Tourism promotion attracts persons of middle income who come as much for the rest and relaxation, as to imitate the rich. More and more hotel accommodation and tourist facilities are built to attract and accommodate more and more tourists. This transforms the original character of the place from « escape paradise » to a series of urban developments with several consequences:
- The local residents become tourism employees, in many cases foregoing agriculture and earn more than ever before;
- The rich tourists move on elsewhere;
- The growth in tourist population makes interaction between tourist and resident population inevitable, leading to a variety of social consequences, seen mostly as negative;
- Increased tourist accommodation capacity leads to excess supply over demand and deterioration in product and price.
The country resorts to mass tourism, attracting persons of lower standards of social behavior and economic power. This leads to the socio-environmental degradation of the tourist destination.
As the place sinks under the weight of social friction and solid waste, all tourists exit, leaving behind derelict tourism facilities, littered beaches and countryside and a resident population that cannot return to its old way of life.
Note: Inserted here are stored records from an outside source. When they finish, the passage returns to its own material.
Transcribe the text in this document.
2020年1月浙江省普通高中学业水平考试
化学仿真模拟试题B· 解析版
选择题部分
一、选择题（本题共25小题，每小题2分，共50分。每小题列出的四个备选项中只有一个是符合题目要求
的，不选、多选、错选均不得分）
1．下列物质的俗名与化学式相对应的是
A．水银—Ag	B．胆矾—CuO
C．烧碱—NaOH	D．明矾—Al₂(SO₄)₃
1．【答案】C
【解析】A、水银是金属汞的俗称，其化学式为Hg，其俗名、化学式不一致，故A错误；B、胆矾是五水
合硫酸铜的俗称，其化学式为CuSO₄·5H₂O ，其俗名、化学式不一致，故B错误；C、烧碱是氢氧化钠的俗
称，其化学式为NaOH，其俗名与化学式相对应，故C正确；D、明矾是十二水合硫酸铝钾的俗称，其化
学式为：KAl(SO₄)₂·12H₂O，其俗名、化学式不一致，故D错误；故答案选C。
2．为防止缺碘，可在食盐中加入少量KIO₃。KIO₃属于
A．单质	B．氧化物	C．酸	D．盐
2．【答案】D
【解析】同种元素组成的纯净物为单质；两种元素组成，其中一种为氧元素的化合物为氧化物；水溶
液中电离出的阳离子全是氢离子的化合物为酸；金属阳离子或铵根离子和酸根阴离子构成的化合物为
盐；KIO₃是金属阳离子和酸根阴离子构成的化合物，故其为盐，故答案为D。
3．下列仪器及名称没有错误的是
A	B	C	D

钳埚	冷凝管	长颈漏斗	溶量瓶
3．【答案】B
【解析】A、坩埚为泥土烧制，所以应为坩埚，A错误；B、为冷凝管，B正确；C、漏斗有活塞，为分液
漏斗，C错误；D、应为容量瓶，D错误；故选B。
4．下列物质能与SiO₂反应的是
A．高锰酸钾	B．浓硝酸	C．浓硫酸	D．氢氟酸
Cancún has reached nearly to the point of Phase III of this theory. A recent survey revealed that only 20% of the visitors intend to return. This means constant and costly promotion to maintain the flow of tourists. It may be too late for Cancún, but there may be some here in this room who can influence tourist development in their country, and the Cancún experience should be examined closely in order to avoid the pitfalls which are so evident there.
This paper has been presented by Peter V. Wiese, retired exploration geologist, to the international Conference on “Earth Sciences Processes, Materials Use and Urban Development” which took place in Bogotá, Colombia, in November 1996 under the sponsorship of SCOPE (Scientific Committee on Problems of the Environment of the International Council of Scientific Unions) and IUGS (International Union of Geologic Sciences).